Two married couples — Quin W. and Joy Gardner, and Neal and Korianne Johnson — make up the cast. There is no plot; instead, the four performers act out ’50s-nostalgia skits and sing a lot of ’50s popular songs.
The first act is more skit-heavy, with reminiscences of “Name That Tune” and other mid-century pop cultural folderol. Also included is a fond parody of the absurdity of the old “duck-and-cover” method of avoiding atomic bomb-related death. (Warning: If you go to the show, you will be asked to duck and cover.)
The second act is almost all singing, squeezing no fewer than 40 different songs into 40 minutes’ worth of performing. The energetic, deeply committed cast (which, by the way, is the saving grace of the show — without that enthusiasm, the show would die a painful death and take its audience with it) keeps a strong sense of humor throughout. Some of the medleys get cute: A guy worshipfully sings “Earth Angel” to a girl and is admonished by another guy to “Walk Like a Man.”
The show both honors and gently mocks the ’50s, catering to people who grew up in that era as well as those who have only heard of it (which includes the cast). It is the former group who will find the most appeal in the show, however. Younger audiences will appreciate the fine singing and upbeat pace, but probably won’t get much more than that out of it. Baby Boomers, on the other hand, will no doubt delight in the re-creations of drive-in movies, ’50s TV and poodle skirts. (What was the deal with those, anyway? You’ve got a poodle on your skirt? So what?)

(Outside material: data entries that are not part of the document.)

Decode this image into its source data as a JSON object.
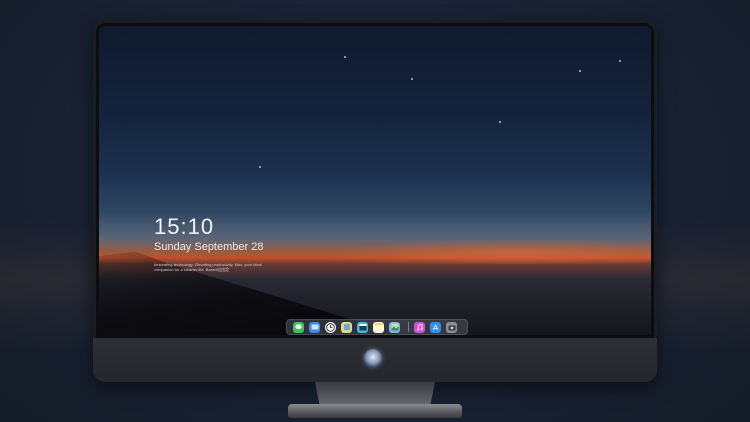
{
  "lock_screen": {
    "time": "15:10",
    "date": "Sunday September 28",
    "tagline": "Innovating technology, Elevating productivity. Mac, your ideal companion for a smarter life. Based自由定"
  },
  "dock": {
    "apps": [
      {
        "name": "messages-icon",
        "color": "#3cc45a"
      },
      {
        "name": "finder-icon",
        "color": "#3b8de6"
      },
      {
        "name": "clock-icon",
        "color": "#f4f4f4"
      },
      {
        "name": "preview-icon",
        "color": "#e8d38a"
      },
      {
        "name": "clapperboard-icon",
        "color": "#4ab7d8"
      },
      {
        "name": "notes-icon",
        "color": "#f6d74d"
      },
      {
        "name": "photos-icon",
        "color": "#7fb3e8"
      },
      {
        "name": "itunes-icon",
        "color": "#d650d6"
      },
      {
        "name": "app-store-icon",
        "color": "#2f8ef2"
      },
      {
        "name": "camera-icon",
        "color": "#8b8d93"
      }
    ]
  },
  "colors": {
    "accent": "#c2502b",
    "sky_top": "#0f1a2e",
    "bezel": "#1b1d22"
  }
}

The show has a few instances of sly comedy (one fellow admits to secretly wanting to “take a peek at Barbie”), preferring to keep things warm and gentle instead, much like the decade itself. It’s a giddily entertaining bit of cotton-candy theater: not something you’d want to make a major staple in your diet, but a fine way to spend one summer evening.
While I am probably not this show's target audience, being approximately 30 years too young, I can certainly appreciate the talent involved in producing it. It makes me wonder, though, what horrors our children will have to view, 30 years hence, as they watch nostalgic shows about the 1990s. Will there be reenactments of Vanilla Ice and Pearl Jam? Will "Titanic" spoofs surface again, even unfunnier than they were in 1998? The very thought of someone having to do an impression of Urkel is a disturbing one indeed.